If you are comparing database rows imported into Excel, pre-sorting them first will ensure that no similar row between two sets of data is missed. If you have to carry out this step, make sure you save your changes to the file system (File->Save) before opening the workbooks in DiffEngineX.

Microsoft Excel Workbooks

DiffEngineX uses a standard diff algorithm to align the similar rows and columns of worksheets before comparing the cells (and any attached comments). A more sophisticated algorithm is used to compare the Visual Basic macros embedded in the spreadsheets, in so much as lines of code moved up or down (but not changed) will be recognized.

Names have their definitions simply compared against each other for equality. A diff algorithm is not needed here.

DiffEngineX can optionally highlight in red the precise characters that differ between two spreadsheet cells.

Row Alignment by DiffEngineX Alters Cell References of Differences in Workbook Copies

One of the principles of DiffEngineX is not to alter the workbooks being compared. It does however need to insert blank rows in order to align similar rows. Similar rows need to be aligned as they won't be recognized as identical if they have different Excel row numbers.
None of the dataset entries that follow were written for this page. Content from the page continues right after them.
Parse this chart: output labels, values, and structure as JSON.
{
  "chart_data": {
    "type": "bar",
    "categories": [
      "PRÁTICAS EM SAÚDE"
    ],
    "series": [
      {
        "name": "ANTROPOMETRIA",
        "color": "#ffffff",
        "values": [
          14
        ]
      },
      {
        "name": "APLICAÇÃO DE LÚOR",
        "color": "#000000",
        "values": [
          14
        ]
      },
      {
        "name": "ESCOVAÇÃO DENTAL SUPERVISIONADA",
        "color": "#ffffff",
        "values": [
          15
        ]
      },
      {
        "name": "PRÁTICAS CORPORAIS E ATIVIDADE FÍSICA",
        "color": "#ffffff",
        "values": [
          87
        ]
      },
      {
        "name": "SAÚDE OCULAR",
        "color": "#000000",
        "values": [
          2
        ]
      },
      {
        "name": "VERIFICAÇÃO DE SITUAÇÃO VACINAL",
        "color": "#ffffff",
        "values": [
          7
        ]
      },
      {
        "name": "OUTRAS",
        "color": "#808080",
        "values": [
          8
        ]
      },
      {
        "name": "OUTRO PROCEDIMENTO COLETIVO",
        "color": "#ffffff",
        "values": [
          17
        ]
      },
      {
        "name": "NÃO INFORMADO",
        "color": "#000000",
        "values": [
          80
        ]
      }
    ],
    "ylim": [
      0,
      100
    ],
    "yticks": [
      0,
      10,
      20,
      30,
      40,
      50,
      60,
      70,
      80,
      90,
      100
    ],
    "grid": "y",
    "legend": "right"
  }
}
This is why DiffEngineX automatically creates copies of your workbooks and compares those instead.

However the process of row alignment alters the workbook copies. Rows are shifted down and so each difference will have a different cell reference as compared to the original workbook. The difference report produced by DiffEngineX lists each pair of cell differences against their Excel cell reference.

It seems hardly fair to give a cell reference for a difference that refers to a temporary workbook (altered by blank row insertion) produced during the process of comparison instead of the real, unaltered originals.

The solution is that DiffEngineX gives cell references with respect to both the altered workbook copies and the unaltered originals. DiffEngineX provides an option to hyperlink each reported difference back to its corresponding spreadsheet cell.